I’ve taken this idea to mean that when it comes to juggling the stuff I want to work on toward, I’d focus on that before all else (usually in the morning time)–I’m paying myself first. I still get things done for others. This idea just lets me balance the go get ’em attitude of precrastination with the creativity and hype from procrastination.
Otherwise, it’s a vicious cycle of running from one urgent matter to another, but never making the dent I hope to make.
3. You Can’t Do Everything On Your To-Do List
For precrastinators, a to-do list is pretty much a string of “HOW DO I STOP TIME?!” panic attacks. The elegant solution to stop panic attacks?
Cut your to-do list by at least 75 percent.
Simply, you can’t do as much as you think you can, and if you try, it’s a good way to drive yourself to drink. Focus on today. Figure out the one or two things that will make you a happy camper if you got them done today.

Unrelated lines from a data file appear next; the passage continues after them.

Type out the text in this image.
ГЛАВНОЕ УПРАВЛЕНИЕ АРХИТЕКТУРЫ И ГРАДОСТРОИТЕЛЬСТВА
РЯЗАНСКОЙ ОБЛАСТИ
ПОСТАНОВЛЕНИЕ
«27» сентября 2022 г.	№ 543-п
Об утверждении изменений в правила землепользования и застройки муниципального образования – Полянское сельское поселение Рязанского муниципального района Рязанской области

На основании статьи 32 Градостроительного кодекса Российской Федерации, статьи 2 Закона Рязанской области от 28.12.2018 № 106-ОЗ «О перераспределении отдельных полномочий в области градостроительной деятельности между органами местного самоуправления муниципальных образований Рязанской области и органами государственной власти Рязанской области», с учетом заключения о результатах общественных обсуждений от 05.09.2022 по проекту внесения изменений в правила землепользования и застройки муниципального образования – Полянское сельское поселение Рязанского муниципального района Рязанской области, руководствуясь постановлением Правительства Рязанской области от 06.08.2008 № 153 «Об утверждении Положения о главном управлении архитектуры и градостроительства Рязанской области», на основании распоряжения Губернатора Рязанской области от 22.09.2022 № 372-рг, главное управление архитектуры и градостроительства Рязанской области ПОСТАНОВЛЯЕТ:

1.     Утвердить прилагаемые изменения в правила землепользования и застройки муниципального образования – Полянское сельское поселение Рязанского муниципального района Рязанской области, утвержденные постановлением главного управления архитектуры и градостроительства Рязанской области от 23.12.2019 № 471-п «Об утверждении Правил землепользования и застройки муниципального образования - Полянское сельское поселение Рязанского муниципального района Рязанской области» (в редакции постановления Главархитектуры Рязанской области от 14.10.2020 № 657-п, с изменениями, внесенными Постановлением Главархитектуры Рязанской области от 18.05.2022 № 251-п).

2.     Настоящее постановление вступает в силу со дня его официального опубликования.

It sounds like I’m telling you to do less–and I am– but you’ll thank me later. It’s actually a great way to get more focused work done. Things will always, always get pushed back. You don’t have super powers to blow up time, space, and traffic to finish everything. And above all, not everything is going to be as important as you think it is for that day. Trust me.

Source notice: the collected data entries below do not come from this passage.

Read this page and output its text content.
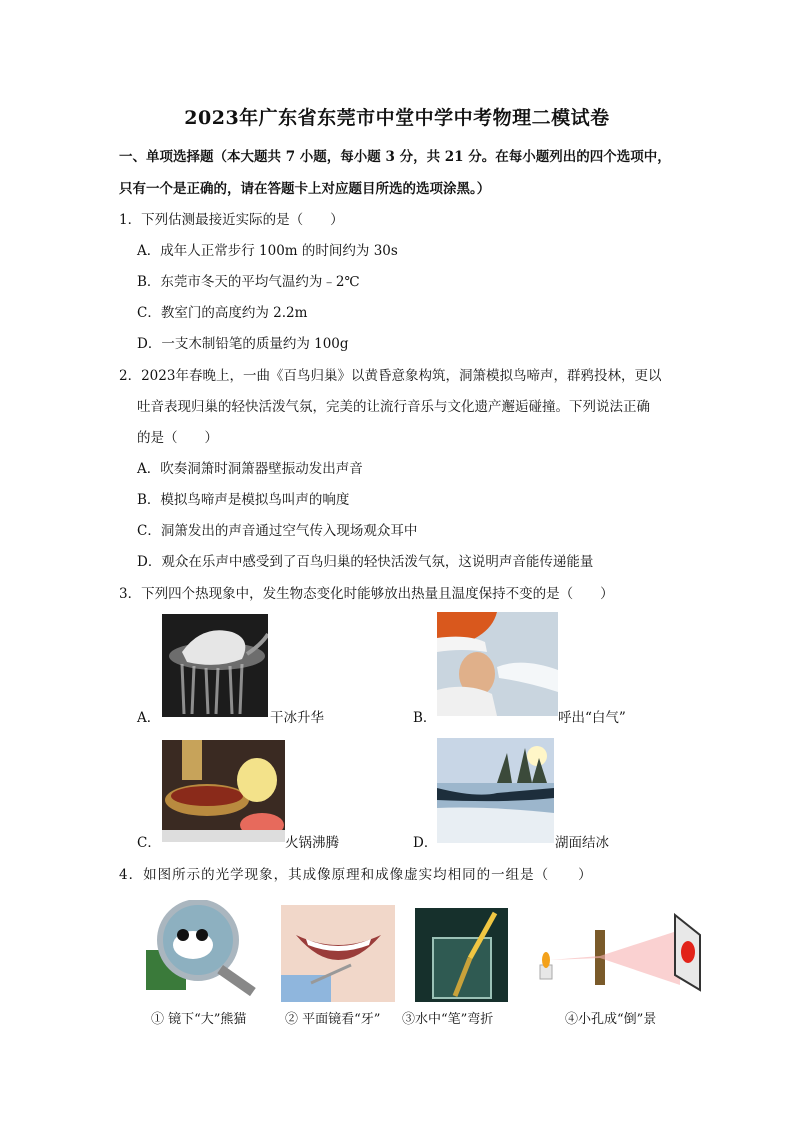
2023年广东省东莞市中堂中学中考物理二模试卷
一、单项选择题（本大题共 7 小题，每小题 3 分，共 21 分。在每小题列出的四个选项中，
只有一个是正确的，请在答题卡上对应题目所选的选项涂黑。）
1．下列估测最接近实际的是（　　）
A．成年人正常步行 100m 的时间约为 30s
B．东莞市冬天的平均气温约为﹣2℃
C．教室门的高度约为 2.2m
D．一支木制铅笔的质量约为 100g
2．2023年春晚上，一曲《百鸟归巢》以黄昏意象构筑，洞箫模拟鸟啼声，群鸦投林，更以
吐音表现归巢的轻快活泼气氛，完美的让流行音乐与文化遗产邂逅碰撞。下列说法正确
的是（　　）
A．吹奏洞箫时洞箫器壁振动发出声音
B．模拟鸟啼声是模拟鸟叫声的响度
C．洞箫发出的声音通过空气传入现场观众耳中
D．观众在乐声中感受到了百鸟归巢的轻快活泼气氛，这说明声音能传递能量
3．下列四个热现象中，发生物态变化时能够放出热量且温度保持不变的是（　　）
A．	干冰升华	B．	呼出“白气”
C．	火锅沸腾	D．	湖面结冰
4．如图所示的光学现象，其成像原理和成像虚实均相同的一组是（　　）
① 镜下“大”熊猫	② 平面镜看“牙” ③水中“笔”弯折	④小孔成“倒”景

4. Take a Breath and Just Stop Working
I know, I’m just full of bright ideas.
Here I’m proposing that you start imposing mini-deadlines within deadlines. As an example, let’s say my major to-do task is a marathon writing session of multiple articles for Lifehacker (check out my concept of batch work in this article). I know it takes me approximately 30 minutes or so per article, but I set aside two hours to write three articles because I know there’s a bit of initial dicking around and research involved, the words won’t miracle beam out of my fingers, and the extra time cushion just lets me breathe easier.

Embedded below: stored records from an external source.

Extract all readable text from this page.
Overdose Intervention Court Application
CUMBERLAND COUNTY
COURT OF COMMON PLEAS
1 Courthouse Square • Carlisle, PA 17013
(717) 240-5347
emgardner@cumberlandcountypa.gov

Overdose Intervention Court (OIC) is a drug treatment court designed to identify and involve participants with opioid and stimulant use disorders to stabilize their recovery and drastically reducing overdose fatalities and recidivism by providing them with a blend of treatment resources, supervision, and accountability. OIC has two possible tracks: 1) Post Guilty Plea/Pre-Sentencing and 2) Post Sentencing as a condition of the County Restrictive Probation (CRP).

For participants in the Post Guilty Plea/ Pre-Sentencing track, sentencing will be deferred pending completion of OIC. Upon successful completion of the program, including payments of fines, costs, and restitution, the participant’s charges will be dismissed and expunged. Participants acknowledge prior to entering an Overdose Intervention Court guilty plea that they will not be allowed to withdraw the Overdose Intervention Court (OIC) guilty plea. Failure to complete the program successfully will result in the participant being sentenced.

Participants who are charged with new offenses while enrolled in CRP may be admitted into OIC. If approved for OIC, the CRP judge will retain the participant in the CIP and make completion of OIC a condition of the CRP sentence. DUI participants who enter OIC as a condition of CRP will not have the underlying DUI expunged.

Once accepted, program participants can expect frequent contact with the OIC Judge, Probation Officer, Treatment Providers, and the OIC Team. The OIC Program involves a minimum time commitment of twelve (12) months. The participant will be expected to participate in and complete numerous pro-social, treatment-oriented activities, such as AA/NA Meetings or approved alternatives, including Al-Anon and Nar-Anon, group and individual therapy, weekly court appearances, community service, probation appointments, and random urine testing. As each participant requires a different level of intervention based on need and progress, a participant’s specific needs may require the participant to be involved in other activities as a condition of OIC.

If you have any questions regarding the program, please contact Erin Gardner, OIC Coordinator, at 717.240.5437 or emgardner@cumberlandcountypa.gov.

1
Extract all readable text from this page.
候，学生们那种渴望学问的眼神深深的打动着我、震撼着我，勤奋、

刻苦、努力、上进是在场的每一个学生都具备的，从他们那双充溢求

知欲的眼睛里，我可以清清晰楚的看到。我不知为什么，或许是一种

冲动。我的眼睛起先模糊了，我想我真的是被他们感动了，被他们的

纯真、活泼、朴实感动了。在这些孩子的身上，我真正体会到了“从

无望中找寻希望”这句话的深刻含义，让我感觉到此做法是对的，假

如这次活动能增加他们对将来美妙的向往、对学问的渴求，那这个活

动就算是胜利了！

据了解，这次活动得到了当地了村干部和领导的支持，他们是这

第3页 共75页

But once time is up, I’ll stop working on that that task, even if I haven’t quite finished it. This was a necessary rule to stop myself from either dawdling way too long on something that might not be that important but is still sort of important, but also keep myself from moving on to a similar thing for “momentum” and “to get ahead.” Unless there’s the looming threat of a deadline, I’d call it a day to keep me off of that hamster wheel.
5. Ask the Buffer Question
The buffer question is necessary to help you get a grip on your anxiety and panic attacks about all of the things you have yet to do. Whenever I start to get anxious I may not be “doing enough,” I get into a mental yoga pose and ask myself:
“If I do not get this thing done today, what can I do in the next couple of days to make sure I get it done at an appropriate time?”
“Will not getting this done right now affect me professionally?”
The thought of putting things off to the very last minute stresses me out about the stress that hasn’t happened yet, and it’s that fear of possibly feeling that stress later on that often drives me to work on something ahead of time, even if I can instead spend it on something non-work related. This question lets me think of more solutions, rather than just throw my hands up in the air and cry, “WELP!” And when the answer to the second question is no, it’s just confirmation that I am being too hard on myself.
I’m still a sucker for my to-do list at times, but if something truly can wait, then it would be a good time to procrastinate.